= Joseph Tonda =

Joseph Tonda (born 1952) is a sociologist and anthropologist of Congolese and Gabonese background. He is a specialist of Congolese and Gabonese culture, society, and politics, and is currently professor of sociology at Omar Bongo University in Libreville. He is also a regular visiting instructor at the École des Hautes Études en Sciences Sociales (EHESS) in Paris, France.

Tonda received his doctorate at the University of Grenoble in France and his habilitation in 2003 at the EHESS. He is the author of Le souverain moderne (The Modern Sovereign), an analysis of the modern state in central equatorial Africa, its corporeal structure as an all-encompassing and "composite" power, whose sexualized imagery lies at the heart of its violent nature after independence.

Tonda's areas of specialization include the anthropology of religion, of medicine, and of the cults of the body in modern central Africa. He has also written on the relationship between violence, power, and the imaginary in central Africa. He is one of the founding members of the Association, Rupture-Solidarité, a network of Congolese dissident intellectuals.
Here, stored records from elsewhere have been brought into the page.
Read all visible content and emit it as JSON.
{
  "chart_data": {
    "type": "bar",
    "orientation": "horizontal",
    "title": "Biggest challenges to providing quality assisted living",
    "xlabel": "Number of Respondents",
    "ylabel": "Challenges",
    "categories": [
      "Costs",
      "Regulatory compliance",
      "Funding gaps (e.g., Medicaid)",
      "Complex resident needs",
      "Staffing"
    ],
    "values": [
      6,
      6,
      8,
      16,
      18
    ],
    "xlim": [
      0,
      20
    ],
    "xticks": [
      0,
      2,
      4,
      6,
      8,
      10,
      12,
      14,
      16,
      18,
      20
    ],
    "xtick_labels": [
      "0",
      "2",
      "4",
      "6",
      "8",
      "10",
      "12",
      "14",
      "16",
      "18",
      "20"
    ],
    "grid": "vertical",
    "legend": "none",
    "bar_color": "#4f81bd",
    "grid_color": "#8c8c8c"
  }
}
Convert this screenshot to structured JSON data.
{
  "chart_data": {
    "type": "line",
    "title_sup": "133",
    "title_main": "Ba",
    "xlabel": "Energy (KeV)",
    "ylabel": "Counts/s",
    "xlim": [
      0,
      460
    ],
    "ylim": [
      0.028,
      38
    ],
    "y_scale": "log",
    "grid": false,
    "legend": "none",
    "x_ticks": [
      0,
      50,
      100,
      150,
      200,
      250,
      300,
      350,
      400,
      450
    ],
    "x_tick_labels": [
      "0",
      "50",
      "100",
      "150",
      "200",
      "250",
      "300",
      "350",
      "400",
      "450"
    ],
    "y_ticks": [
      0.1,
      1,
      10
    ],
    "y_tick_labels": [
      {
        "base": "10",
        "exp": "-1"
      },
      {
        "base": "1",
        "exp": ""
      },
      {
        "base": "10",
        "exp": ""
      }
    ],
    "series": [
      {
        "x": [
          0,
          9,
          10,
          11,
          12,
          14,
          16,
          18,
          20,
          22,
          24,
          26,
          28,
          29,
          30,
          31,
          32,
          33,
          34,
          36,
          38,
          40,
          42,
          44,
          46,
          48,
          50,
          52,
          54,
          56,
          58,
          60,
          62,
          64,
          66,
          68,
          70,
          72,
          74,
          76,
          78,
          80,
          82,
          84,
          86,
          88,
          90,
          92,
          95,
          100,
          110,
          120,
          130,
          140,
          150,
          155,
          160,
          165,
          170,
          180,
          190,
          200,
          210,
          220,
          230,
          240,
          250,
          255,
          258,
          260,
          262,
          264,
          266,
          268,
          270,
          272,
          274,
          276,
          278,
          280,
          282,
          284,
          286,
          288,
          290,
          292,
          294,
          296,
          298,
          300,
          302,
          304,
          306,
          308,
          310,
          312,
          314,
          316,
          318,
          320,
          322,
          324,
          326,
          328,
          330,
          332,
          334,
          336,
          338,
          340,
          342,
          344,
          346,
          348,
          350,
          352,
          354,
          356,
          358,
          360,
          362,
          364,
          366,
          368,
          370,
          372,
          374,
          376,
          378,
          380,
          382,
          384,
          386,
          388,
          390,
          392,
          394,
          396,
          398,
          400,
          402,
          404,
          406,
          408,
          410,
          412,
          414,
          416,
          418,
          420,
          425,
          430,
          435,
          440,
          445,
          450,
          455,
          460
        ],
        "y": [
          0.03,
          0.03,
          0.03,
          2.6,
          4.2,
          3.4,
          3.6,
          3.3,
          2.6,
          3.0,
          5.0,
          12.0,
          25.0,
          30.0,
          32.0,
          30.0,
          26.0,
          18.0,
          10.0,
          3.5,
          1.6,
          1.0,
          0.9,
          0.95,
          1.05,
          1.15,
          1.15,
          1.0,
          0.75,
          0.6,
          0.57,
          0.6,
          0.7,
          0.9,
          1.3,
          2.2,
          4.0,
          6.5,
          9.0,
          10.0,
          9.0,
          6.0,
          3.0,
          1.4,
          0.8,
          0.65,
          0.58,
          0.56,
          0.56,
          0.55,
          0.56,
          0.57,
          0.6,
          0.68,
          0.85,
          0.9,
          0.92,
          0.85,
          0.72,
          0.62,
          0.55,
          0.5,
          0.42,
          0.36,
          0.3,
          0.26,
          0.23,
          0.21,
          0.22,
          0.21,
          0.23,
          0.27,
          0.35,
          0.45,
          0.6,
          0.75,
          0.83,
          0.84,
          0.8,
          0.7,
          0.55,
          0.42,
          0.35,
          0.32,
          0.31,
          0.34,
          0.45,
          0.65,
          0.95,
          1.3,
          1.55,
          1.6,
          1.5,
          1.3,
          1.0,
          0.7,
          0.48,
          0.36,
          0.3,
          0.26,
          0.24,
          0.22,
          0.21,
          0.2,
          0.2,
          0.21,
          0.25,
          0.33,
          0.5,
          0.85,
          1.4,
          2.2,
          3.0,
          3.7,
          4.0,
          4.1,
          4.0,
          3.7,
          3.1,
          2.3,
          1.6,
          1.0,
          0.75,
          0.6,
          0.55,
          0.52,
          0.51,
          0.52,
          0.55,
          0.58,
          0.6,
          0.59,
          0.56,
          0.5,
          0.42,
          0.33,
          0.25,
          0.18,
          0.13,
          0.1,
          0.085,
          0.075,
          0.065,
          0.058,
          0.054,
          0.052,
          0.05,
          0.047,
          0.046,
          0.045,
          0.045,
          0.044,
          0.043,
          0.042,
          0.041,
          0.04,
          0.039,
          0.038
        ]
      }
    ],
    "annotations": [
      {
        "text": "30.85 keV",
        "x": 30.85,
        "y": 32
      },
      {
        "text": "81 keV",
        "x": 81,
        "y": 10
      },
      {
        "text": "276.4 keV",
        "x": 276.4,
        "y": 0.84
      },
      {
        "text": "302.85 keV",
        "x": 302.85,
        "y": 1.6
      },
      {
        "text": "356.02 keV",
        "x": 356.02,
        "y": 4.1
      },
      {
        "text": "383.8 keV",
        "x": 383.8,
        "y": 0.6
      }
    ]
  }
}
He is also the author of two unpublished novels:
- Myrtille
- Les chiens de foudre (Thunder Dogs)

==Publications==
- Le souverain moderne: le corps du pouvoir en Afrique centrale, Congo et Gabon. Paris: Karthala, collection "Hommes et Sociétés", 2005.
- La guérison divine en Afrique centrale. Paris: Karthala, 2002.
- Les églises et la société congolaise aujourd'hui, économie religieuse de la misère en société postcoloniale, eds. Joseph Tonda and Jean-Pierre Missie, L'Harmattan, collection "Etudes africaines", 2007.
- L'impérialisme postcolonial, critique de la société des éblouissements. Paris: Karthala, collection "Les Afriques", 2015.
-Articles-
- "Pentecôtisme et 'contentieux matériel' transnational en Afrique centrale. La magie du système capitaliste," in Social Compass 58:1 (2011) 42–60.
- “Le Mausolée Brazza, corps mystique de l'´Etat congolais ou corps du 'négatif'” in Cahiers d'études africaines 198–199–200. 2010.
- “Omar Bongo Ondimba, Paradigme du Pouvoir Postcolonial,” in Politique africaine no. 114, juin 2009.
- ″La violence de l'imaginaire des enfants-sorciers,″ in Cahiers d'études africaines 189–190.2008.
- “Entre communautarisme et individualisme: la 'tuée tuée', une figure-miroir de la déparentélisation au Gabon,” in Sociologie et sociétés, 39:2 (2007): 79–99.
- “Des affaires du corps aux affaires politiques: le champ de la guérison divine au Congo,” in Social Compass 48:403, 2001.
- “Le syndrome du prophète, Médecines africaines et précarités identitaires,” in Cahiers d'études africaines 161. 2001.
- “Enjeux du deuil et négociation des rapports sociaux de sexe au Congo,” in Cahiers d'études africaines 157. 2000.